In 2007, Ariav returned to the Finance Ministry as Director General. In these politically volatile years, he served under four acting Ministers: Avraham Hirschson, Ehud Olmert (in his capacity as Prime Minister of the Minister of Finance), Roni Bar-On and Yuval Steinitz. He also served as acting budget director at the time of approving the biennial budget for 2009–2010. Ariav navigated the government's economic policy during the 2008 financial crisis. During his tenure, he headed an inter-ministerial team for planning and implementing reform of the Tenders Obligation Law and worked to plan and implement a new Horizon reform in primary education, and headed the Public Committee for The Development and Increase of Competition in the Capital Market in Israel (the "Ariav Committee"). He was known for his social approach and worked to achieve goals to encourage employment and reduce poverty, and headed the government committee to implement the socioeconomic agenda for reducing gaps in society.

==Private sector work==
In 1993, he served as a representative of the Israel Chemicals Company (now known as in SouICL Group Ltd.th America (1993–1996) and as VP of Marketing at ICL Rotem (1996–2000). In 2000, he oversaw the merger between the Dead Sea Works and Rotem and was appointed VP of Marketing of the new subsidiary "ICL Fertilizers". From 2002 Yarom served as president and CEO of ICL Fertilizers Europe, a division of Israel Chemicals (ICL) Group. Ariav then led the merger of ICL's phosphate and potash divisions in Europe. The merger included the consolidation of the headquarters of the logistics and sales centers of ICL's marketing companies in Europe.

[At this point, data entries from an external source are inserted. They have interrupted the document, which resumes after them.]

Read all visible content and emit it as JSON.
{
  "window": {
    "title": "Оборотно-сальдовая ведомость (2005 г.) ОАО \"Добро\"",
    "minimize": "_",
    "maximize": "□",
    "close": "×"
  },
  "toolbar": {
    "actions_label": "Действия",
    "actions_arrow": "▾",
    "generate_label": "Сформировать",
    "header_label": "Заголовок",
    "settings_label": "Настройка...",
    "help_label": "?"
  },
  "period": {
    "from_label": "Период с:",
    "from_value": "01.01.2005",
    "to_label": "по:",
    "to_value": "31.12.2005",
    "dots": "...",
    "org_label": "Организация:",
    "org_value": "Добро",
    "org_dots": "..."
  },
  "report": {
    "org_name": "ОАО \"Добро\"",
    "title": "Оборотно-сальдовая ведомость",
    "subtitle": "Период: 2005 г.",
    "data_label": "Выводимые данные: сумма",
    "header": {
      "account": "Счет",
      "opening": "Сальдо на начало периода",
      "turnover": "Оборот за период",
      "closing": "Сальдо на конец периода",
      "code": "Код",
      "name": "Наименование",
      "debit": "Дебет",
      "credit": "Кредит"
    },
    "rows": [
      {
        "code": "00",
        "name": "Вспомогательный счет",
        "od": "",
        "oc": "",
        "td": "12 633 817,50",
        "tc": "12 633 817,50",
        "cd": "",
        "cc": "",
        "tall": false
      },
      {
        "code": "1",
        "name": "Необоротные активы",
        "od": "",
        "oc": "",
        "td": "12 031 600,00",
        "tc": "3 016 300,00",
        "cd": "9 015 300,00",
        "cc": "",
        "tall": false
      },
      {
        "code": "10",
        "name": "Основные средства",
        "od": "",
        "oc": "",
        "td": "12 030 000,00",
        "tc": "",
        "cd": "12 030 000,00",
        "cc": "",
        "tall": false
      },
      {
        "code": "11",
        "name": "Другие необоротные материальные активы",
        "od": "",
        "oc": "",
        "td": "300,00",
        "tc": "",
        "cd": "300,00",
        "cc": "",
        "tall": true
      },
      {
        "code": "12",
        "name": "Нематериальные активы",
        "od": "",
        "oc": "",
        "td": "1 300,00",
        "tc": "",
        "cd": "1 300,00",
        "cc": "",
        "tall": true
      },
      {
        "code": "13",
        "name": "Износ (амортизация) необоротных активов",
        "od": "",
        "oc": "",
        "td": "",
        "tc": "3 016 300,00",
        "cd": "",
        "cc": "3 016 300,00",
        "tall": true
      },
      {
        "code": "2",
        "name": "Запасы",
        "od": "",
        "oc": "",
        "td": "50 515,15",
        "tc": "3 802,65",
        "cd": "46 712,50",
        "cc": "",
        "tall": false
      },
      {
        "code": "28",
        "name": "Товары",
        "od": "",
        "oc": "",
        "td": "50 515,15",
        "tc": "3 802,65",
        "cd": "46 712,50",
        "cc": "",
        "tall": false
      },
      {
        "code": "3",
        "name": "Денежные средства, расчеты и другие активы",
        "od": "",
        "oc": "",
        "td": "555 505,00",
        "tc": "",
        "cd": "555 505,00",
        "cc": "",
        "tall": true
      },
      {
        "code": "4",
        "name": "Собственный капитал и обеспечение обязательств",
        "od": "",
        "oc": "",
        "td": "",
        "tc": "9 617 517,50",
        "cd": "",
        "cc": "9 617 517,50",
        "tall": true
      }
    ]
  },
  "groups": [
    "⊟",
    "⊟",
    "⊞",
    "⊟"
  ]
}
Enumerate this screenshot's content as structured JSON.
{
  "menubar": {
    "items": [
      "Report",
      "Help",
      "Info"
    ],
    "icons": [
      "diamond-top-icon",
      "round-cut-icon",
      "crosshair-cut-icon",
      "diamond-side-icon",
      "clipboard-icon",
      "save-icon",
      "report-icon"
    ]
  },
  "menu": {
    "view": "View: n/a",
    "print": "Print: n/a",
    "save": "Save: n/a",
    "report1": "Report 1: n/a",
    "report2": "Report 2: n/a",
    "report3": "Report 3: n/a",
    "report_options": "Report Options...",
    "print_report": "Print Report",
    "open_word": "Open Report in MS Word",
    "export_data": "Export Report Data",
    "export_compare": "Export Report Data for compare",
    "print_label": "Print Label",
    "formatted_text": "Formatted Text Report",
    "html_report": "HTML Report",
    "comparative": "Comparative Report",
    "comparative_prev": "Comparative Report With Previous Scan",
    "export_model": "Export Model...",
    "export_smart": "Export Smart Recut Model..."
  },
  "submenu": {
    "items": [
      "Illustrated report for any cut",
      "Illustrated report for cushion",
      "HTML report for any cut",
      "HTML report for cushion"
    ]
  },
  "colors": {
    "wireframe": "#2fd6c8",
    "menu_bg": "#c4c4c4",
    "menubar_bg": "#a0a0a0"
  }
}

Following his term as the Director General of the Finance Ministry, Ariav held a number of roles including CEO of the consulting company Yarom Ariav Ltd., Chairman of Lavi Capital, Chairman of the Investment Committee of Fellows - Veteran Pension Funds, Chairman of the Committee Investments of the Agency's Pension Fund, Hadera Paper Board Member, Zur Shamir Board Member,

==Public service==
Yarom Ariav has held a number of positions in the business, public and third sectors, including: Chairman of the Executive Board of Ben-Gurion University of the Negev, member of the Global Board of the Van Leer Jerusalem Institute, Chairman of the Lod Development Fund, and is a member of the Israel Advisory Committee of the Wexner Foundation.